How the brain takes us beyond our lived experiences.
What do you use your imagination for? Whether you spend hours agonizing over constructing an outfit for dinner or visualizing your best self, our mind can serve as an excellent space to be creative and thoughtful. But how does this manifest in the brain physically?
Like many things, scientists do not have a universally agreed upon mechanism for how our brain processes imagination, and there’s good reason for this.
One being that with the technology we have now, we can’t “see” the processing going on in different parts of the brain. This is similar to how someone can’t see the forces that keep an airplane in motion in the air but can determine which forces are out of balance based on the aircraft’s motion.
For example, a plane that can remain off the ground but is moving slower than desired has an imbalance between its thrust and drag.
Instead of tossing brains in the air, MRI scans and other technology can be used to observe activity and changes in the brain and make inferences from that information.
Though this is helpful in assigning functions to areas of the brain, abstract ideas – like imagination – are only theory.
Philosophers and empirical psychologists have had centuries and decades, respectively, to question and present ideas about what it is to imagine, so the physical sciences are playing catch up. Even in the relatively short time it has been studied, neuroscientist have come up with some interesting evidence and discoveries.
First, how does neuroscience define imagination?
There are slight variations in how it is worded, but a general definition of imagination is when you create mental images that are related to something that has never been experienced before by the subject.
But how do you visualize or create something in your mind that you’ve never heard or seen before?
Older studies from the early 2000’s present evidence in favor of there being an overlap of the neural networks that are responsible for retrieving memory and imagining future events.
Thinking about it, it makes sense.
A traveler who is trying to decide between two countries for their next vacation would try to imagine what it might be like to go there in order to make a final decision.
Someone sitting in a cold office, itching to use their PTO, may likely imagine going somewhere sunny, let’s say Morocco, for vacation.
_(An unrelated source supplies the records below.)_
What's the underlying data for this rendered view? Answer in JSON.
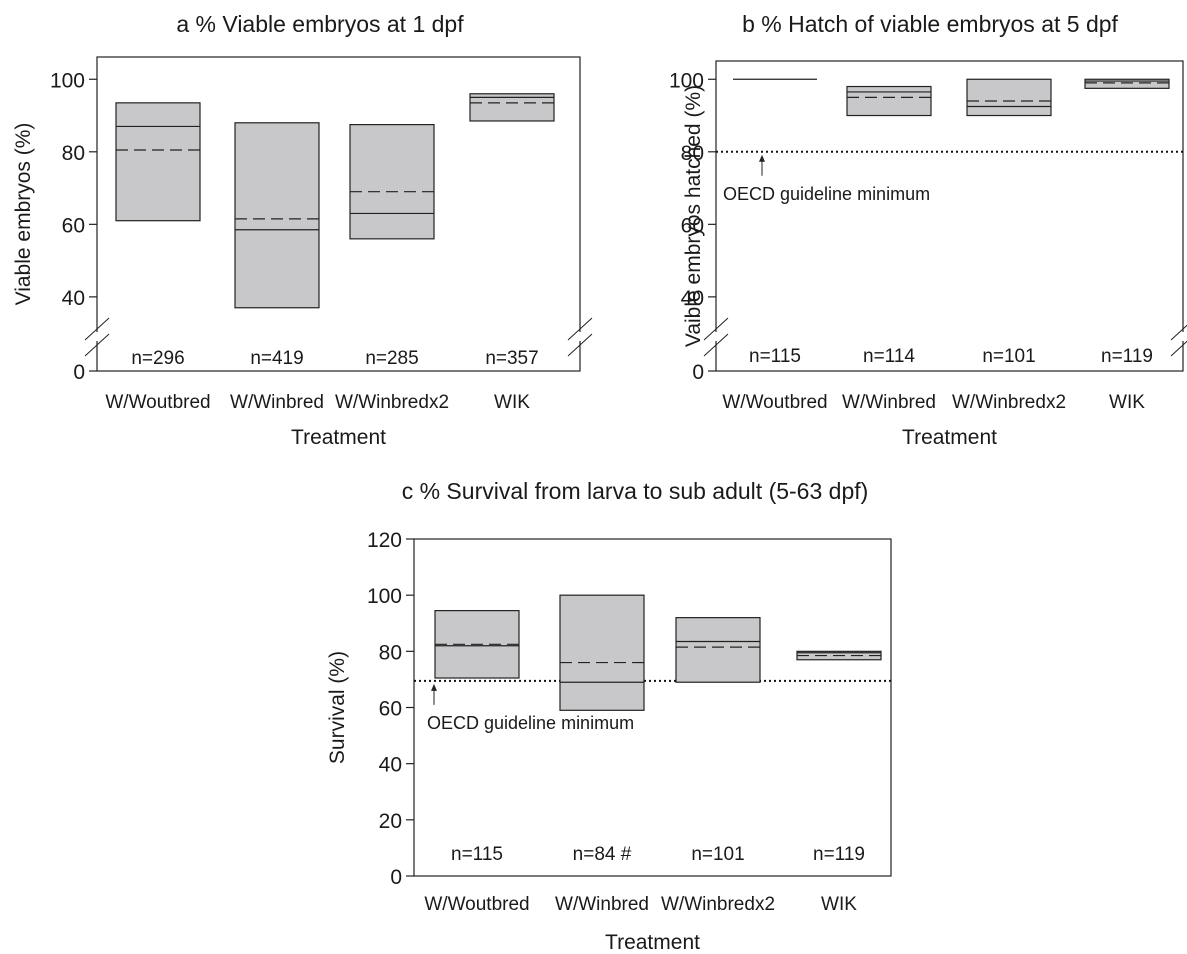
{
  "chart_data": [
    {
      "panel": "a",
      "type": "box",
      "title": "a  % Viable embryos at 1 dpf",
      "xlabel": "Treatment",
      "ylabel": "Viable embryos (%)",
      "categories": [
        "W/Woutbred",
        "W/Winbred",
        "W/Winbredx2",
        "WIK"
      ],
      "yticks": [
        "0",
        "40",
        "60",
        "80",
        "100"
      ],
      "ylim": [
        35,
        110
      ],
      "axis_break": true,
      "boxes": [
        {
          "low": 61,
          "high": 93.5,
          "median": 87,
          "mean": 80.5
        },
        {
          "low": 37,
          "high": 88,
          "median": 58.5,
          "mean": 61.5
        },
        {
          "low": 56,
          "high": 87.5,
          "median": 63,
          "mean": 69
        },
        {
          "low": 88.5,
          "high": 96,
          "median": 95,
          "mean": 93.5
        }
      ],
      "n_labels": [
        "n=296",
        "n=419",
        "n=285",
        "n=357"
      ]
    },
    {
      "panel": "b",
      "type": "box",
      "title": "b  % Hatch of viable embryos at 5 dpf",
      "xlabel": "Treatment",
      "ylabel": "Vaible embryos hatched (%)",
      "categories": [
        "W/Woutbred",
        "W/Winbred",
        "W/Winbredx2",
        "WIK"
      ],
      "yticks": [
        "0",
        "40",
        "60",
        "80",
        "100"
      ],
      "ylim": [
        35,
        110
      ],
      "axis_break": true,
      "boxes": [
        {
          "low": 100,
          "high": 100,
          "median": 100,
          "mean": 100
        },
        {
          "low": 90,
          "high": 98,
          "median": 96.5,
          "mean": 95
        },
        {
          "low": 90,
          "high": 100,
          "median": 92.5,
          "mean": 94
        },
        {
          "low": 97.5,
          "high": 100,
          "median": 99.5,
          "mean": 99
        }
      ],
      "reference_line": {
        "y": 80,
        "label": "OECD guideline minimum"
      },
      "n_labels": [
        "n=115",
        "n=114",
        "n=101",
        "n=119"
      ]
    },
    {
      "panel": "c",
      "type": "box",
      "title": "c % Survival from larva to sub adult (5-63 dpf)",
      "xlabel": "Treatment",
      "ylabel": "Survival (%)",
      "categories": [
        "W/Woutbred",
        "W/Winbred",
        "W/Winbredx2",
        "WIK"
      ],
      "yticks": [
        "0",
        "20",
        "40",
        "60",
        "80",
        "100",
        "120"
      ],
      "ylim": [
        0,
        120
      ],
      "axis_break": false,
      "boxes": [
        {
          "low": 70.5,
          "high": 94.5,
          "median": 82,
          "mean": 82.5
        },
        {
          "low": 59,
          "high": 100,
          "median": 69,
          "mean": 76
        },
        {
          "low": 69,
          "high": 92,
          "median": 83.5,
          "mean": 81.5
        },
        {
          "low": 77,
          "high": 80,
          "median": 79.5,
          "mean": 78.5
        }
      ],
      "reference_line": {
        "y": 69.5,
        "label": "OECD guideline minimum"
      },
      "n_labels": [
        "n=115",
        "n=84 #",
        "n=101",
        "n=119"
      ]
    }
  ]
}
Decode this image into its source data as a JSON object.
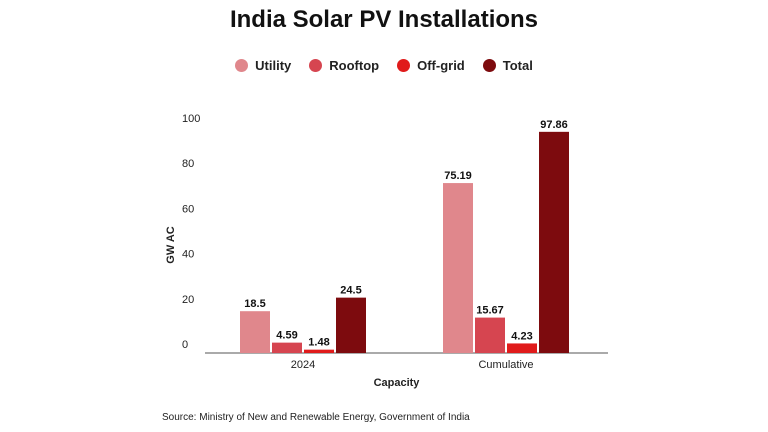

They lean back in their chair and see camels walking across a red desert and people walking around in headscarves and hijabs. Maybe this person has never been out of the country before and has no idea what this place looks like. Where are they getting this image from?
Sticking with the “overlap” idea, they must utilize their past knowledge to make a future projection. This can be from movies, books, tourist guides, or details they’ve heard from someone else who has traveled there before.
They may have watched a documentary a year ago and learned that Morocco is a country that follows Islamic laws and customs.
If they have a basic understanding of the biomes that are found in Africa, they could figure out that there are forests and oases as well. But they could have recently seen a clip on the news covering a story there that featured an image of the desert which would lead them to recall that image more quickly.
Together, the memories and information stored in your brain could help you create new images of moments you have yet to experience.
Since this initial musing among others, evidence has been found that there might be specific areas of the brain dedicated to imagination.
A small research team found that the brain’s default mode network (DMN) activates when we daydream, plan, and imagine the future. Even more interesting is that there are two subnetworks that process the valence and vividness of what we imagine.
So, if the traveler stuck at their day job pictures Morocco as the perfect getaway and is excited about going, the dorsal DMN will show more activity. In the same vein, if they are having trouble imagining what it would be like to actually go there, then there would be decreased activity in the ventral DMN.
This information does put scientists one step closer to understanding just what our brains are capable of, but there is still a lot left to learn.